Definition of Secondary Sector
The secondary sector of the country covers those economic activities that produce finished and ready to use products.
Businesses engaged in the secondary sector have ‘manufacturing’ as their core job and so they utilize the output of primary sector, as input, i.e. raw material and supplies and process the same to the extent where the output can be used by other business entities, for further processing, export or selling them to the domestic consumers or as an intermediate good which helps in the manufacturing of other product.
This sector is known for adding value to the natural resources by transforming the inputs into products which are valued by the people. It includes manufacturing, engineering and construction industry.
The industries in this sector are classified as heavy industry and light industry:
- Heavy industries encompass steelmaking, chemical and engineering works, automobile manufacturing, construction and shipbuilding, aerospace manufacturing, metalworking, oil refineries, etc.
- Light industries are the industries engaged in textile production, food production, cosmetics manufacturing and home electronics manufacturing, etc.

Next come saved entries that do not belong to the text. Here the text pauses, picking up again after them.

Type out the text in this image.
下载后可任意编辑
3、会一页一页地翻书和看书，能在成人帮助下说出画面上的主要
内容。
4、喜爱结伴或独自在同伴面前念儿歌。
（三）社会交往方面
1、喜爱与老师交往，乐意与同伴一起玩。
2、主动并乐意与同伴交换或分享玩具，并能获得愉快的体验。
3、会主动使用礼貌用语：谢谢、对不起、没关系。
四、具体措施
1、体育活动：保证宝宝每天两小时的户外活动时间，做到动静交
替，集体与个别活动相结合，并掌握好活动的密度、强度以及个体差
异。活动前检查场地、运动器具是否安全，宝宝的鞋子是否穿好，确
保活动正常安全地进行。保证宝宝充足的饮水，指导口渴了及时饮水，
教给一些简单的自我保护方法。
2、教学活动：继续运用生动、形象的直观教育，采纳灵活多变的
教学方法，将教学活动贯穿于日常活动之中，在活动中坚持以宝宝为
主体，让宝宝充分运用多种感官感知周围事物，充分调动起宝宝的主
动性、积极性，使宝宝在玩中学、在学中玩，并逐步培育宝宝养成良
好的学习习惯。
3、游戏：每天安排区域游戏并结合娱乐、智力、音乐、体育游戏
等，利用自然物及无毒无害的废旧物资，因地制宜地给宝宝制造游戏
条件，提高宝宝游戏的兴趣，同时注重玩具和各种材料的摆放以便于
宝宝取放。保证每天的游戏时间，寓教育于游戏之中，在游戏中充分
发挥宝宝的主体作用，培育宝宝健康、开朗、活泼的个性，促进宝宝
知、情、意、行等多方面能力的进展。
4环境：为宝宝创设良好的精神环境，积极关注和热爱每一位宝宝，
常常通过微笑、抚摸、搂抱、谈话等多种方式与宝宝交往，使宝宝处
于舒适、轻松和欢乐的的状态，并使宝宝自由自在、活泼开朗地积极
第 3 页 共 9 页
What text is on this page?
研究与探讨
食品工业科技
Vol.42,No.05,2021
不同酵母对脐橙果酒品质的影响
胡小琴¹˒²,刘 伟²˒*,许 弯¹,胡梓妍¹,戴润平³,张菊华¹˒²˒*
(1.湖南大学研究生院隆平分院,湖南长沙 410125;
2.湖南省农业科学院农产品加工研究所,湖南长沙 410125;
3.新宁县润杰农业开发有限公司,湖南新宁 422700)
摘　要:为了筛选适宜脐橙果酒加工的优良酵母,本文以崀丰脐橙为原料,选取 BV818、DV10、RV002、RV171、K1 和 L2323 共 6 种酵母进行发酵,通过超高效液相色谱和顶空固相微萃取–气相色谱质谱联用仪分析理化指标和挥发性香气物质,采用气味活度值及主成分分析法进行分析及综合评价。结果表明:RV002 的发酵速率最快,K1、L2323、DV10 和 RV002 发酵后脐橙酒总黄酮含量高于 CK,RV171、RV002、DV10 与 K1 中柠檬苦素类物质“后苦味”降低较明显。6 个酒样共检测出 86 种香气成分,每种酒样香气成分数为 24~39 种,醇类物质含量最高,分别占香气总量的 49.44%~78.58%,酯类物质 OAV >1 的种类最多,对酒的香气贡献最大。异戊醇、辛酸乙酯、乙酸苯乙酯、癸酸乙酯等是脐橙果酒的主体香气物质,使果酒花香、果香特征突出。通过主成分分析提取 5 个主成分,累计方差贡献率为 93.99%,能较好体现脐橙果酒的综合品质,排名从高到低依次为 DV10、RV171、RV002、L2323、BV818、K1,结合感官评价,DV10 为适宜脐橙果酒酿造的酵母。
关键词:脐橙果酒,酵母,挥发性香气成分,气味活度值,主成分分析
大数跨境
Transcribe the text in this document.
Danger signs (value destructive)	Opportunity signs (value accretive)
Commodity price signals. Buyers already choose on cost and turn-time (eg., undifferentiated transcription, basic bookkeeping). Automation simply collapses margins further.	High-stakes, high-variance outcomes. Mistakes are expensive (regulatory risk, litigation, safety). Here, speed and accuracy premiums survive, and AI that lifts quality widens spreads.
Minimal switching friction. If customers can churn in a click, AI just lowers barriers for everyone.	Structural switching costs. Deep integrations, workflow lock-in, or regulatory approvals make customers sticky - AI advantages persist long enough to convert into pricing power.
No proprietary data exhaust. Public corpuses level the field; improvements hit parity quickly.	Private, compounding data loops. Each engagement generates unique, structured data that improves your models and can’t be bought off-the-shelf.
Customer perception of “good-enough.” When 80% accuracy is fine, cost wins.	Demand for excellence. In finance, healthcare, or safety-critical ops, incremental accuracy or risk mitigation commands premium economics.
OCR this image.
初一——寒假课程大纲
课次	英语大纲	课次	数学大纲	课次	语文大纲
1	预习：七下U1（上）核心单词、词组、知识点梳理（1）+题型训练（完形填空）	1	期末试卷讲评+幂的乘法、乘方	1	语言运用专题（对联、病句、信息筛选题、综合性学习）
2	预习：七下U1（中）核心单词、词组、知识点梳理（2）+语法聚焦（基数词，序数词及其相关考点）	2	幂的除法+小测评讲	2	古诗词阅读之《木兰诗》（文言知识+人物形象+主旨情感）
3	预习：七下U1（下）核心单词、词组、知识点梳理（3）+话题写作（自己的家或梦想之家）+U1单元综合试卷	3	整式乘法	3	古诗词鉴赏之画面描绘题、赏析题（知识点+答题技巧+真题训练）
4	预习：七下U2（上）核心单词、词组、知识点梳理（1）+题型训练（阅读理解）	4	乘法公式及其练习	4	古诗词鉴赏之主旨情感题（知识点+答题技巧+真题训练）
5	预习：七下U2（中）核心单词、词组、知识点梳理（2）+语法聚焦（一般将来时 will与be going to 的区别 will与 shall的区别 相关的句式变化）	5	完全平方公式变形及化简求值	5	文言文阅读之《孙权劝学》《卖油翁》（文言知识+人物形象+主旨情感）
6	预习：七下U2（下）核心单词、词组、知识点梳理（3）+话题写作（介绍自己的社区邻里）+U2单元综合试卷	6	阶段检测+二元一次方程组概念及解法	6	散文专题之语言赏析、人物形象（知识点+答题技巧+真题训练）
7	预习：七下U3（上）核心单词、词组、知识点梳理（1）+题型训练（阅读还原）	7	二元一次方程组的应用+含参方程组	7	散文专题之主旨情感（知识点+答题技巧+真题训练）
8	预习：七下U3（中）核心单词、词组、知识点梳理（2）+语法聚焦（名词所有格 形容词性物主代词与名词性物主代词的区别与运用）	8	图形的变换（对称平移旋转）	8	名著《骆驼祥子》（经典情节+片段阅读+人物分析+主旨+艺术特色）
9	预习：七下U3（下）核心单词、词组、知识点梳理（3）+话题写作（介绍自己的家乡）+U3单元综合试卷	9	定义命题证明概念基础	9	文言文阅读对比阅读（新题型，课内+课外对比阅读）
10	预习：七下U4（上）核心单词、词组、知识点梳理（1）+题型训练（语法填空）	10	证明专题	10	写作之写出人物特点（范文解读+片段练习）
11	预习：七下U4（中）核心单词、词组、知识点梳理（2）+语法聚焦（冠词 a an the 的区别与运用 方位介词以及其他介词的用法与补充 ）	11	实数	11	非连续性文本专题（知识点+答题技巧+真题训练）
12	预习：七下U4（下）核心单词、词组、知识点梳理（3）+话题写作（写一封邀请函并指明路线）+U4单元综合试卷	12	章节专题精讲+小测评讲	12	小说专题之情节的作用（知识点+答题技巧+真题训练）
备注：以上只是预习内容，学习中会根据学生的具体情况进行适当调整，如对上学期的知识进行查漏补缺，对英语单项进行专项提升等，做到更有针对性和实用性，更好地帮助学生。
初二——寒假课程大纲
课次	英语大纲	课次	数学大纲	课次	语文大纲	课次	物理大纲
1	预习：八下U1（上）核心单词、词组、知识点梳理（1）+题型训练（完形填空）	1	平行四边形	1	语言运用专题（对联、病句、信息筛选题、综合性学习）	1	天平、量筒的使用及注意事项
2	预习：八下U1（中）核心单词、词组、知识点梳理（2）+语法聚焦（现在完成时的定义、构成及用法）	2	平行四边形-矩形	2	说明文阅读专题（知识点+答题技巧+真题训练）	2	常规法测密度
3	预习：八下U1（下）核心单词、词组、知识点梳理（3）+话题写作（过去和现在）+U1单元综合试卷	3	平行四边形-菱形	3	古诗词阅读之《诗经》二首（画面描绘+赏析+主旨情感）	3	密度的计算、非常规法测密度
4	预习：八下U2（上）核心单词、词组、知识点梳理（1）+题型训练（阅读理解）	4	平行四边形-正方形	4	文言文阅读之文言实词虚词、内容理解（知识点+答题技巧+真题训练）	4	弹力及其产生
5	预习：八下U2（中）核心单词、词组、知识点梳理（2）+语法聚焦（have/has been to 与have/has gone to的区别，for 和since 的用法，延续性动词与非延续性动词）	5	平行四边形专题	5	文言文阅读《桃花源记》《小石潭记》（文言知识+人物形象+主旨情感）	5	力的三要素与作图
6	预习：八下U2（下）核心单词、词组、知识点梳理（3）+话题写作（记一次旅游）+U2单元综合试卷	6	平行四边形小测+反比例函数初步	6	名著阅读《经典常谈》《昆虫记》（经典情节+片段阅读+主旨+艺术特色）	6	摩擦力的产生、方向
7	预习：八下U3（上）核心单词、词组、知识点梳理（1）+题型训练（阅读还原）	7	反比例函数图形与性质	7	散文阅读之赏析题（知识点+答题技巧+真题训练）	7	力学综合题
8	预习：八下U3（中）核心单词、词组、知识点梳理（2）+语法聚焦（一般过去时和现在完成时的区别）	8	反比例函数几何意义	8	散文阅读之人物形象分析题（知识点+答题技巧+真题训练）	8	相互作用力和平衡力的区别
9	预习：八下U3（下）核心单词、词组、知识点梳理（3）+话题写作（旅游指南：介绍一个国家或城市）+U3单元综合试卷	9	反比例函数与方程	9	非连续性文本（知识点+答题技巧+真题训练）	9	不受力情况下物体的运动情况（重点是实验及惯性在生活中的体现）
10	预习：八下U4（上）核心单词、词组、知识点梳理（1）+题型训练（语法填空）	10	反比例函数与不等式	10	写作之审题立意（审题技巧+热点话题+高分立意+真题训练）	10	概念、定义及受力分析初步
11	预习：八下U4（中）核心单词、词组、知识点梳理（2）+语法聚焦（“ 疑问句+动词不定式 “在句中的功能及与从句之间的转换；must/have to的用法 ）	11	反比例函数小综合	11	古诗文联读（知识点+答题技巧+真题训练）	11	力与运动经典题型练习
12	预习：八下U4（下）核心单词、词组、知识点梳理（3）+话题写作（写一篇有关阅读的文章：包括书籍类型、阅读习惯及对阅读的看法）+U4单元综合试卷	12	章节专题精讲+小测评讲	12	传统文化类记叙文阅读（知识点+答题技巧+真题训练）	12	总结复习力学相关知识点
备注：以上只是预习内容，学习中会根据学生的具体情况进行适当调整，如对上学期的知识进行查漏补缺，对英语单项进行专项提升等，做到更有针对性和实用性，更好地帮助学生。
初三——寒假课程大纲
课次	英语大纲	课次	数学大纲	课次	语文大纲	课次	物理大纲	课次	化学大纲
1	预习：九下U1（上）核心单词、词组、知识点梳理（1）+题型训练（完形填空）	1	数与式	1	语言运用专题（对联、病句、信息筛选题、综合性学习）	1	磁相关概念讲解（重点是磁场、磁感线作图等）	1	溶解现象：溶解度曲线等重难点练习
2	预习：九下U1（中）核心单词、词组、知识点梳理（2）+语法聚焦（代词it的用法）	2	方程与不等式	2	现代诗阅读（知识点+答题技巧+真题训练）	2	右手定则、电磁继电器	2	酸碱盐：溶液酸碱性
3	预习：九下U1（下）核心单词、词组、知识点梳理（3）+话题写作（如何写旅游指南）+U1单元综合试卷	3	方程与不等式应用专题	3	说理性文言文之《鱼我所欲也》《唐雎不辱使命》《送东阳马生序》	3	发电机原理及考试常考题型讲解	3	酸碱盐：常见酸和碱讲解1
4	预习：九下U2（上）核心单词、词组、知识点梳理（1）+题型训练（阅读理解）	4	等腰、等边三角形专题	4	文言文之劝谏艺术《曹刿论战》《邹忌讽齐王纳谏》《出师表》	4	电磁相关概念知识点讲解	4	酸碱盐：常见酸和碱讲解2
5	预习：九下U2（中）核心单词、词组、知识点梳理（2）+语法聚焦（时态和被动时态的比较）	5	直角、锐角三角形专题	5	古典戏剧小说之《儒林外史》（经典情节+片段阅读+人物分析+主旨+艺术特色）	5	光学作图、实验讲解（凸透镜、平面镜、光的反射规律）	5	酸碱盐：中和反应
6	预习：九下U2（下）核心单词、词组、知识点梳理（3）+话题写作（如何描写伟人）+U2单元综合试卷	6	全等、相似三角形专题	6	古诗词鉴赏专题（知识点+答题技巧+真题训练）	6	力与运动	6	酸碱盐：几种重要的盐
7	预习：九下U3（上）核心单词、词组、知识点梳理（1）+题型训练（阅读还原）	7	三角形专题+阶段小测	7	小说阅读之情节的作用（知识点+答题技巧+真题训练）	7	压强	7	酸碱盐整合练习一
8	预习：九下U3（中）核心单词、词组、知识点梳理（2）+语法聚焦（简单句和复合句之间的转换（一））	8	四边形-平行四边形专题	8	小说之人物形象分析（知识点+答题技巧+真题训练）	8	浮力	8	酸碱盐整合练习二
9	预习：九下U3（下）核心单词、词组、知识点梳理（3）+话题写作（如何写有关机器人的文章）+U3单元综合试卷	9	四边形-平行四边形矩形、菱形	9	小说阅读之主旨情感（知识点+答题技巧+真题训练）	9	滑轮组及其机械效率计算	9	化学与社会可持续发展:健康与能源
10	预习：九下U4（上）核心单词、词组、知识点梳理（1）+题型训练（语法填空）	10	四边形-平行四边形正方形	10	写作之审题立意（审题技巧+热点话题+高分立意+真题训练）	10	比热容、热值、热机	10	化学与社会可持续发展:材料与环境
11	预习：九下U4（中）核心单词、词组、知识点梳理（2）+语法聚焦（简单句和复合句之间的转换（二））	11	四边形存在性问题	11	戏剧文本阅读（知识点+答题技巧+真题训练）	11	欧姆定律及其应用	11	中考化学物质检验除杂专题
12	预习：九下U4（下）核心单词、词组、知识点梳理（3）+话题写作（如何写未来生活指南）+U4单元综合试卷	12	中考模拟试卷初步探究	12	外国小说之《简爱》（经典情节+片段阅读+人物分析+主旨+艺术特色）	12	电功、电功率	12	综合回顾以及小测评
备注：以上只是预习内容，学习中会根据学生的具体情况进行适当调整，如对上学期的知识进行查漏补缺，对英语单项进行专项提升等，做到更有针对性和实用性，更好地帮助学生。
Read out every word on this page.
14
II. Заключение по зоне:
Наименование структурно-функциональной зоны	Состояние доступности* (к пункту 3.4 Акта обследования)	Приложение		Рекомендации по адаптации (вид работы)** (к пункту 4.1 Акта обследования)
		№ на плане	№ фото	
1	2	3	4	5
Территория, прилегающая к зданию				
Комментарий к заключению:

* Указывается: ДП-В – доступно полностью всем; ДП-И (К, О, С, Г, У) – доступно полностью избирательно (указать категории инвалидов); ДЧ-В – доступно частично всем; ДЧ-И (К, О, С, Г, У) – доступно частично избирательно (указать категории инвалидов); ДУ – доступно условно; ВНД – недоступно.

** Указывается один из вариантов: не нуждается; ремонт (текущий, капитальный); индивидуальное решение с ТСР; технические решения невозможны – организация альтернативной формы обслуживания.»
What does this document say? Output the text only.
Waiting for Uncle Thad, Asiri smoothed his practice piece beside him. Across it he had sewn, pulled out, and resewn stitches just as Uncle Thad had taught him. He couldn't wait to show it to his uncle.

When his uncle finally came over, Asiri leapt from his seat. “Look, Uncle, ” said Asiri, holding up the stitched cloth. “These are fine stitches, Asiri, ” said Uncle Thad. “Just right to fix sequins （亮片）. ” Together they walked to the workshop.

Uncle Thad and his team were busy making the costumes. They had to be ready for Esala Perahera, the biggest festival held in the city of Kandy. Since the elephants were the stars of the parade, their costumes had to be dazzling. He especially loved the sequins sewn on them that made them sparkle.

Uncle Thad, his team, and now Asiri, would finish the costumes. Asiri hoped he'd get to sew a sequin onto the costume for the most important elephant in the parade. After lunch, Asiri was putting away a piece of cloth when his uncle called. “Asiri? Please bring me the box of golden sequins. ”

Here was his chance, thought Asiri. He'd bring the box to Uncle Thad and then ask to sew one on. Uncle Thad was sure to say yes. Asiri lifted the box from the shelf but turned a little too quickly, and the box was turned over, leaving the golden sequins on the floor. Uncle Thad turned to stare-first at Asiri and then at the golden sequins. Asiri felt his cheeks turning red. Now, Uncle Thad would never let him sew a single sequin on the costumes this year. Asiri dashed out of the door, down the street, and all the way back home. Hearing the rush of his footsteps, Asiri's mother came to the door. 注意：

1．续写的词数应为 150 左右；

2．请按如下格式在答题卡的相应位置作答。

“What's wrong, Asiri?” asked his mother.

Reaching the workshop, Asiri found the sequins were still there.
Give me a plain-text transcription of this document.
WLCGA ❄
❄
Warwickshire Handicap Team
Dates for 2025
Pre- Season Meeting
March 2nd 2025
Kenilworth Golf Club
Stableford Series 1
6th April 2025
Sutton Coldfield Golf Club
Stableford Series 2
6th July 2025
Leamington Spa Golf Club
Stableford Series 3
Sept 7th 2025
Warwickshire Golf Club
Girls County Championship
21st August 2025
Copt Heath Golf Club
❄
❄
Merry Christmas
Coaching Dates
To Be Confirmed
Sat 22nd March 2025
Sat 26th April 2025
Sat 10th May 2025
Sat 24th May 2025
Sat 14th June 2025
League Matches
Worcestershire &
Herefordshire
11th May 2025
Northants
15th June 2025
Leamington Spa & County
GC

Key Differences Between Primary and Secondary Sector
The differences between primary and secondary sector can be drawn clearly on the following grounds:
- Primary Sector covers those activities which result in the production of goods, by extracting or utilizing the natural resources. On the contrary, the Secondary Sector covers all those activities which are related to the transformation of the natural products into various forms, through ways of manufacturing.
- The primary sector is categorized under unorganized sector, as the terms of employment are not certain and regular. As against, the secondary sector is classified under the organized sector due to the certainty and regularity in terms of employment.
- Primary Sector often uses traditional or advanced techniques depending on the development level in the economy. Conversely, scientific and modern techniques are used in the secondary sector, as it involves processing and conversion of the goods.
- Primary Sectors covers activities such as agriculture, dairy, mining and quarrying, fishing, forestry and logging, animal husbandry, pasturing, hunting and gathering, etc. On the other hand, secondary sectors include activities like Manufacturing, production, processing and conversion of goods, trade and commerce, engineering, refining, transport and communication.
- Most of the labours engaged in the primary sector are unskilled. In contrast, the secondary sector employs both unskilled and skilled labours.
- The workers working in the primary sector are red collar workers, whereas the workers working in the secondary sector are known as blue-collar workers.
So far we have discussed how the two economic sectors differ, but you should know that these are not contradictory, but complementary, due to their dependency on one another.
While farmers are dependent on the secondary sector for their equipment, fertilizers, machines, tractors etc. Similarly, large scale industries buy raw material such as cotton yarn, wood, sugarcane from the farmers, which also shows their dependency on the primary sector.